Sur le site Internet de la Maison Blanche, un onglet renvoie aux scripts des press briefings. C’est une tradition vieille comme la démocratie américaine : chaque jour, le porte-parole du président, un conseiller, voire le président lui-même, se prêtent au jeu des questions-réponses avec les journalistes accrédités. Tout ce qui se dit dans cette salle de presse est “on”, susceptible d’être immédiatement répercuté au public. Chaque mot est mis en ligne de manière à ce que les internautes du monde entier puissent en prendre connaissance. Deux fois par jour, le même exercice de questionnement a lieu au Royaume-Uni avec les journalistes accrédités au “10 Downing Street”.
Rien de tel en France, explique notre consoeur du Monde chargée des questions diplomatiques, Natalie Nougayrède, dans l’émission de décryptage des médias “Arrêt sur images”, diffusée sur le site Internet du même nom et animée par Daniel Schneidermann. Ainsi, explique-t-elle, durant le conflit libyen, alors même que la France y joue un rôle important, les journalistes n’ont accès qu’à des points de presse techniques au Quai d’Orsay et au ministère de la défense. Le poste de porte-parole de la présidence de la République ayant été supprimé en 2008, il est impossible de recueillir “on”, à chaud, le moindre commentaire politique sur l’action en cours. La semaine dernière, lors du briefing du Quai d’Orsay, un journaliste posait une question sur le point – essentiel – de savoir qui commande cette opération militaire.
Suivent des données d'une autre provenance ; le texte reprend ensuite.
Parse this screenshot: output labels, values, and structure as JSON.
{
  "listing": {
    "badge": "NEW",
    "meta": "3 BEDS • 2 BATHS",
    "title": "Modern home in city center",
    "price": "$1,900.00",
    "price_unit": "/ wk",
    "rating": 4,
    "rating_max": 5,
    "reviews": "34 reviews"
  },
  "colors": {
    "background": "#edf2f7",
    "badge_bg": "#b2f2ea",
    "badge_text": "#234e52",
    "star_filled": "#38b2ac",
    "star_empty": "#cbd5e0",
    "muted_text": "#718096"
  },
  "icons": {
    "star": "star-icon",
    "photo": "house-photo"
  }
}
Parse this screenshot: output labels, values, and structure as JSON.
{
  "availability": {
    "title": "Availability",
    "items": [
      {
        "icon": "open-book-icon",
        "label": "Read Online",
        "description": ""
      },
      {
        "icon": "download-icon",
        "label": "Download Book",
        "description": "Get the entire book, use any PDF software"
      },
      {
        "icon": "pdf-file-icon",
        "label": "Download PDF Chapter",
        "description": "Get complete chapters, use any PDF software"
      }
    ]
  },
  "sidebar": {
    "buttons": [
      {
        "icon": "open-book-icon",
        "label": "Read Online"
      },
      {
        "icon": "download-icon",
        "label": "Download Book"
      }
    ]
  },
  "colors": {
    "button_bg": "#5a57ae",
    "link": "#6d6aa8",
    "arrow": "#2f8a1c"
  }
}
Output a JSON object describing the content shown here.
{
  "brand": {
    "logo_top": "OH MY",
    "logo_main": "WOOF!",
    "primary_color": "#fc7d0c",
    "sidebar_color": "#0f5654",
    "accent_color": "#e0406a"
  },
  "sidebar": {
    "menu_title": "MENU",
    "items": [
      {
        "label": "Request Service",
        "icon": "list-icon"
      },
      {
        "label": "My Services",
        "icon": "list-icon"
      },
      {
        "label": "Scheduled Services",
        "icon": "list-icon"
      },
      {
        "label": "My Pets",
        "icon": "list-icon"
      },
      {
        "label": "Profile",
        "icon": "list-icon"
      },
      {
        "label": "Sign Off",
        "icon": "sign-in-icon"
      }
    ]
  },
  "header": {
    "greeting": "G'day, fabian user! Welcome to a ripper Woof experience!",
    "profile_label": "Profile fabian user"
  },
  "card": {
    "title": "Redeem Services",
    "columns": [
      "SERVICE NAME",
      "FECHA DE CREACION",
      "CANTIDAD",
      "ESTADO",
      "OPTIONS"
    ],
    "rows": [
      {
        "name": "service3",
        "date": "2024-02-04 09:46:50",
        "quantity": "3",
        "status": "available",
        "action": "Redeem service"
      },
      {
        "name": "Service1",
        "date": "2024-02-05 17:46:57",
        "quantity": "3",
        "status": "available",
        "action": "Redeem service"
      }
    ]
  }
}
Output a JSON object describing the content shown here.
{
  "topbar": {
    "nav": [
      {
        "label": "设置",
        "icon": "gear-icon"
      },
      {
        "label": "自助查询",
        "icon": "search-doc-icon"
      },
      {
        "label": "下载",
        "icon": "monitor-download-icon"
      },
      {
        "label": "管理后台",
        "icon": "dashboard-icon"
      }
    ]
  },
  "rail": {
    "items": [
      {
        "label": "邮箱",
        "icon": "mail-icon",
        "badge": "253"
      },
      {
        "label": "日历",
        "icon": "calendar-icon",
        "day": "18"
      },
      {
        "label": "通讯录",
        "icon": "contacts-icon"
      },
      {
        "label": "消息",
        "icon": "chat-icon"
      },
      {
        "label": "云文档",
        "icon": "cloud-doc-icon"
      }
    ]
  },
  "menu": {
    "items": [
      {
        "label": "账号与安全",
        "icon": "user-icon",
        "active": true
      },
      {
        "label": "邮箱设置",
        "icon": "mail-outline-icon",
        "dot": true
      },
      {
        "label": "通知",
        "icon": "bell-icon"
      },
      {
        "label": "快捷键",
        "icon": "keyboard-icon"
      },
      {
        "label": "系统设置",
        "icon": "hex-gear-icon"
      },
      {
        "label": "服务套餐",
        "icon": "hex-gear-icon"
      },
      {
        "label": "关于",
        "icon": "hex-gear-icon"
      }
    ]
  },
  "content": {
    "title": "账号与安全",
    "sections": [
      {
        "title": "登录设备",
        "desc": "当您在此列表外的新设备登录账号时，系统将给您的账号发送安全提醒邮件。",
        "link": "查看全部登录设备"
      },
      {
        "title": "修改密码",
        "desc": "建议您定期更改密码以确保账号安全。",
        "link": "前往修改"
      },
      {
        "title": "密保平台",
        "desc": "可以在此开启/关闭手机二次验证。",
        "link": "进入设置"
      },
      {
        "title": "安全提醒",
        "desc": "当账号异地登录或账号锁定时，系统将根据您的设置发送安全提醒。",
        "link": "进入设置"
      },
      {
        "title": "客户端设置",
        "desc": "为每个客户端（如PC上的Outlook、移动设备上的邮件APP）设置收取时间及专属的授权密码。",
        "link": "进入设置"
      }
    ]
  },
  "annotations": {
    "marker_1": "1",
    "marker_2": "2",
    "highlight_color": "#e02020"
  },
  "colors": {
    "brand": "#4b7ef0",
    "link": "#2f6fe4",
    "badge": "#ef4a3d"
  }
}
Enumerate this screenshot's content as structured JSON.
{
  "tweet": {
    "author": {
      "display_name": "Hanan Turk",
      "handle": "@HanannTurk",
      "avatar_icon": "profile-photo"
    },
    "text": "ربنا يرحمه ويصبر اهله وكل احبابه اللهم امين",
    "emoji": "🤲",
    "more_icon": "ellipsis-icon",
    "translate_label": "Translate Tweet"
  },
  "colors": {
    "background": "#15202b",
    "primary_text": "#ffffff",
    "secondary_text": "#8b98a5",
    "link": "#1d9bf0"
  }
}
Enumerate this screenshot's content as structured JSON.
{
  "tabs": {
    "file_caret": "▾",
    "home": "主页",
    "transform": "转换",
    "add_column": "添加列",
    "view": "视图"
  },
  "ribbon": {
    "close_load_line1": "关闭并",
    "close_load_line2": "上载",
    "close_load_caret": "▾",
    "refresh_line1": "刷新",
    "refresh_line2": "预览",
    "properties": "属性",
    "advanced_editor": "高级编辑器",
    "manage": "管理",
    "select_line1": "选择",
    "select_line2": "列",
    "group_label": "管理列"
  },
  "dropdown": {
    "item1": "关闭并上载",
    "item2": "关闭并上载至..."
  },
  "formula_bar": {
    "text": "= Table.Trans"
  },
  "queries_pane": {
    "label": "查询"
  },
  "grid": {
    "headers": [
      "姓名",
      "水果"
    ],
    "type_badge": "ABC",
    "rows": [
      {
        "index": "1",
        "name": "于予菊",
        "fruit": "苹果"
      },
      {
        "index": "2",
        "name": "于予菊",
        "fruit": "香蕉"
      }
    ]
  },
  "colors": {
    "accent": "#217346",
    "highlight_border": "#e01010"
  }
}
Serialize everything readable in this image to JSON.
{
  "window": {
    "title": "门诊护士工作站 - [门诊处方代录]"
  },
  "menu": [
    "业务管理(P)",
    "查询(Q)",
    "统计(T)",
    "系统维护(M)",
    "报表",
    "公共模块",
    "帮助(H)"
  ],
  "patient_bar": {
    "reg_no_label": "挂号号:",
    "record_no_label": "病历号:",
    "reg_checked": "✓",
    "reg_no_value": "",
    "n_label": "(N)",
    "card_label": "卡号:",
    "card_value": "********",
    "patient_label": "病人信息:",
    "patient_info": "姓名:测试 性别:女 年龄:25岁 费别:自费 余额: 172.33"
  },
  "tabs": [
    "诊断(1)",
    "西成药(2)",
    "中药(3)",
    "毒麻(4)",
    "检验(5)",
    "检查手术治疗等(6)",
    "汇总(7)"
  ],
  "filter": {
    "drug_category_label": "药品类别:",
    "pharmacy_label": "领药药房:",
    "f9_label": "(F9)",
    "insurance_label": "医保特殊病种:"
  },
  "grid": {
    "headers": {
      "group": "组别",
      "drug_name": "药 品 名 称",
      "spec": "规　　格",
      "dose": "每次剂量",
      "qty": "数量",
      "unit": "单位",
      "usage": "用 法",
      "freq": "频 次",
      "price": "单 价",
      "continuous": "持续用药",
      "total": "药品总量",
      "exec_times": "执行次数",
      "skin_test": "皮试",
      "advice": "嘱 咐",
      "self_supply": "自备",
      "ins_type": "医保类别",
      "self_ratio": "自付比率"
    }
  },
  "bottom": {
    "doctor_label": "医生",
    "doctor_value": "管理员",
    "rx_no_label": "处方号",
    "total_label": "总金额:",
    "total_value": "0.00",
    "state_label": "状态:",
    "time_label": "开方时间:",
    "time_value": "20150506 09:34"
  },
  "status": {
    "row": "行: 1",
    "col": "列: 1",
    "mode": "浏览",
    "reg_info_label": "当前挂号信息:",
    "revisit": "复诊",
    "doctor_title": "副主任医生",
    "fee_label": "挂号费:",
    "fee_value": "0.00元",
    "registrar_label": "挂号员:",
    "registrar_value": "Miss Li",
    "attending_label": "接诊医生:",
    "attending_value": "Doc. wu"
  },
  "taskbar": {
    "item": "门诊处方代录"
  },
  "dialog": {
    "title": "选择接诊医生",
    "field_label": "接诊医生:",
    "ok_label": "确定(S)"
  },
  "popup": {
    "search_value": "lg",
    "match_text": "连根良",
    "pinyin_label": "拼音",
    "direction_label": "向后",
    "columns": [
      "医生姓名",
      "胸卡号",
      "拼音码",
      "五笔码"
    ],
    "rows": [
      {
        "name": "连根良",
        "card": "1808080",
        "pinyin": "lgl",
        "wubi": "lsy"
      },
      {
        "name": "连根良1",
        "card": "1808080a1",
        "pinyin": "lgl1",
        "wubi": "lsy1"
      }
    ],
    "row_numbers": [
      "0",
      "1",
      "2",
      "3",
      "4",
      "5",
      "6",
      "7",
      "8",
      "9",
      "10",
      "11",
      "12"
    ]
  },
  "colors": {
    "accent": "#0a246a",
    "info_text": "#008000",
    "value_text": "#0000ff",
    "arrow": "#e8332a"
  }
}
Il obtint cette réponse : “Nous y travaillons activement avec nos partenaires.” Circulez, y a rien à voir !
Allez sur le site de la Maison Blanche. Vous constaterez que le porte-parole, Jay Carney, doit faire face, chaque jour, à un véritable bombardement de questions. “Il est important, explique Natalie Nougayrède, que le pouvoir soit considéré comme comptable de la parole qu’il prononce, et tenu de s’expliquer sur les décisions qu’il annonce.”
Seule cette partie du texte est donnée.